15. The method of claim 14 further comprising:

(c) removing unbound antibodies;

(d) providing one or more moieties capable of associating with said bound antibodies; and

(e) detecting the presence or absence of said one or more moieties, thereby detecting the presence or absence of H. cerdo infection.

16. The method of claim 15 wherein the detectable label is a fluorescer or an enzyme.

17. The method of claim 14, wherein said at least one immunogen is provided in an H. cerdo lysate.

18. The method of claim 14, wherein said biological sample is a porcine serum sample.

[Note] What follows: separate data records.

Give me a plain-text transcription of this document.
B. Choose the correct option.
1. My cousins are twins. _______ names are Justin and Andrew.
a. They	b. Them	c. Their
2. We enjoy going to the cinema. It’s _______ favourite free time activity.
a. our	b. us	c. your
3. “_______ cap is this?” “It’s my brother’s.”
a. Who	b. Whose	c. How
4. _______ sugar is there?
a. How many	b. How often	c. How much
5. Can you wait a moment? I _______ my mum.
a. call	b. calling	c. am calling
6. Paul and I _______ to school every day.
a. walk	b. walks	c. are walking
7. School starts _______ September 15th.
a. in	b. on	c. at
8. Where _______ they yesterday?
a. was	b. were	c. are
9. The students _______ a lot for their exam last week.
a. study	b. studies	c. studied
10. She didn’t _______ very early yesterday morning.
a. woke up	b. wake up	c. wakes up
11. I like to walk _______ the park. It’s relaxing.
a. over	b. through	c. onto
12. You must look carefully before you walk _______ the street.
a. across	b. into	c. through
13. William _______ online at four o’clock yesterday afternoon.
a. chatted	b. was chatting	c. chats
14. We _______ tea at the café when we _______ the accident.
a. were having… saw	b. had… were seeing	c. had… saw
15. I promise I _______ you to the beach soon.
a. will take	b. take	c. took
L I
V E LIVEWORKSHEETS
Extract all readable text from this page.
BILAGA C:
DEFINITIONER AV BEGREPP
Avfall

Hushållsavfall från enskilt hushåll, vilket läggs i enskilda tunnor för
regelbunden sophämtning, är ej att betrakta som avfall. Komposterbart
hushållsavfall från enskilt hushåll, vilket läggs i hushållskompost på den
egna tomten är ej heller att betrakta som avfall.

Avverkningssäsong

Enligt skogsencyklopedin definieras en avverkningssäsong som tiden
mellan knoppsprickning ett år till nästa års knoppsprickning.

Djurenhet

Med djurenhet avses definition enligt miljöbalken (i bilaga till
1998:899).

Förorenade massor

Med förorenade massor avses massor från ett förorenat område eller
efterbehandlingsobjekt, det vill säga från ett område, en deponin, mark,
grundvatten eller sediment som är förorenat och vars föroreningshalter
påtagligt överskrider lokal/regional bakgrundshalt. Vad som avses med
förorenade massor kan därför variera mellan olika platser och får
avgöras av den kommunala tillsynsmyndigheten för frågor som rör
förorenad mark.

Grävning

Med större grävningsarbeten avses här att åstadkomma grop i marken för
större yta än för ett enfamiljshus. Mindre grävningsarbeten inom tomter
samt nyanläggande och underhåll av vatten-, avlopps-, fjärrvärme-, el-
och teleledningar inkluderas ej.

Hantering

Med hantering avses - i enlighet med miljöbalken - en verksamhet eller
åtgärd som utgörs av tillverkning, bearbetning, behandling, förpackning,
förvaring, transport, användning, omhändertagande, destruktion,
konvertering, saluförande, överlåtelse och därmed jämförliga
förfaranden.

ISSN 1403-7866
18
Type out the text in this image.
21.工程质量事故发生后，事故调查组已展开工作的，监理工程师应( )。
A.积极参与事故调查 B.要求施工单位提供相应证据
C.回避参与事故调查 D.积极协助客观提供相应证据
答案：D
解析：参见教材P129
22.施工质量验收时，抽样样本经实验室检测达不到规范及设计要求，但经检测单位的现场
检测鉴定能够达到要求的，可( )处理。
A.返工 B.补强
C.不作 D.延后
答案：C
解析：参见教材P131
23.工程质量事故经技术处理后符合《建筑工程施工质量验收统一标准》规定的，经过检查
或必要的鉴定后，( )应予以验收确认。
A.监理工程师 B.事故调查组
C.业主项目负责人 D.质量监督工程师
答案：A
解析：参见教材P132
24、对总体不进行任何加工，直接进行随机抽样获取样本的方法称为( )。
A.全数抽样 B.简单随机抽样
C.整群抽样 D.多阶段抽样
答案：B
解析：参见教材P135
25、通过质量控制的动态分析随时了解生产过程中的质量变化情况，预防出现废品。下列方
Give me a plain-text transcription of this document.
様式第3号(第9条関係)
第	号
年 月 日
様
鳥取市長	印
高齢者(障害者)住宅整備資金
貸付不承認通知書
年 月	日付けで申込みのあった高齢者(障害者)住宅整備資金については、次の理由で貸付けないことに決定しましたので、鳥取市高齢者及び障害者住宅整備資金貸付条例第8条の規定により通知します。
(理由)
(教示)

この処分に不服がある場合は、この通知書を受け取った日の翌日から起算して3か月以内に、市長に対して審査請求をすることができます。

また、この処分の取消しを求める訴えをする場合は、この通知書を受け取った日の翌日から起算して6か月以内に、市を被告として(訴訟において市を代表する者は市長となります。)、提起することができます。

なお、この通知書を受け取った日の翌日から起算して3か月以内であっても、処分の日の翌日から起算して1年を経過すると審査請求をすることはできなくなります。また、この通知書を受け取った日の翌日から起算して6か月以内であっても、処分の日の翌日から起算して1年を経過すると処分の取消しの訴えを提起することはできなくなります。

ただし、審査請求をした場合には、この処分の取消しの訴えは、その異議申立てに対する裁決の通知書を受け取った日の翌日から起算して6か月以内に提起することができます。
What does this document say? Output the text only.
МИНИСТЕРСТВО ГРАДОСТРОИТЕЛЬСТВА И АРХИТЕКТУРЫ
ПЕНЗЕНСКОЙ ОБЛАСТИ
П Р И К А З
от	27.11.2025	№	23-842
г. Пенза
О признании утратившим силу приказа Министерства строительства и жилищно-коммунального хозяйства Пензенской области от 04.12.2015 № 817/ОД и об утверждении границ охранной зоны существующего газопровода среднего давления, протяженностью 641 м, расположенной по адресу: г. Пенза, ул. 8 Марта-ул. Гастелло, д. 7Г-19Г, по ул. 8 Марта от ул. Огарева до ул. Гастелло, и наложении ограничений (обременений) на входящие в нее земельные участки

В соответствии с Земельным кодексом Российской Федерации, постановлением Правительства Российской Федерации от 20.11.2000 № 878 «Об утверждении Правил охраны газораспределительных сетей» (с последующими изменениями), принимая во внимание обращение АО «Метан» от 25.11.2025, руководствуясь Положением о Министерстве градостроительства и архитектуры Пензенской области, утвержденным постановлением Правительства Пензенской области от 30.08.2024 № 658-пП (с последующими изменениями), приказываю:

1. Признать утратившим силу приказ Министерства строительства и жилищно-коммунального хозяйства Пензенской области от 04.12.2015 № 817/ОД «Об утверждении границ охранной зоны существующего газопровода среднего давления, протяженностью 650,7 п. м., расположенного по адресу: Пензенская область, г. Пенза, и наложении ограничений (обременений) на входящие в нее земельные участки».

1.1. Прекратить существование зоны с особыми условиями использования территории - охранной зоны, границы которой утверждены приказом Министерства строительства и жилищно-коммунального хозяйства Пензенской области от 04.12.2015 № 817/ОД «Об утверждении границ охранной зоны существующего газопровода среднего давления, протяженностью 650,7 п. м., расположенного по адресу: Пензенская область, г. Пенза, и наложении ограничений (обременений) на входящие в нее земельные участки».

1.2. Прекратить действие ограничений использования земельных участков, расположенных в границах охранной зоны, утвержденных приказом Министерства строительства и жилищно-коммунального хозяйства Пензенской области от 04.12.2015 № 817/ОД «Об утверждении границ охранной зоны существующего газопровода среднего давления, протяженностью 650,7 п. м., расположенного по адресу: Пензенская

19. A method of detecting Helicobacter cerdo infection in a porcine subject comprising:

(a) providing a biological sample from the subject; and

(b) reacting said biological sample with at least one H. cerdo immunogen, under conditions which allow H. cerdo antibodies, when present in the biological sample, to bind with said immunogen(s),

(c) removing unbound antibodies;

20. An antibody specific for a Helicobacter cerdo immunogen.

21. The antibody of claim 20, wherein the antibody is a polyclonal antibody.

22. The antibody of claim 20, wherein the antibody is a monoclonal antibody.

23. A Helicobacter cerdo lysate comprising at least one H. cerdo immunogen.

24. The H. cerdo lysate of claim 23, wherein the H. cerdo lysate is produced by proteolytic digestion of H. cerdo bacteria.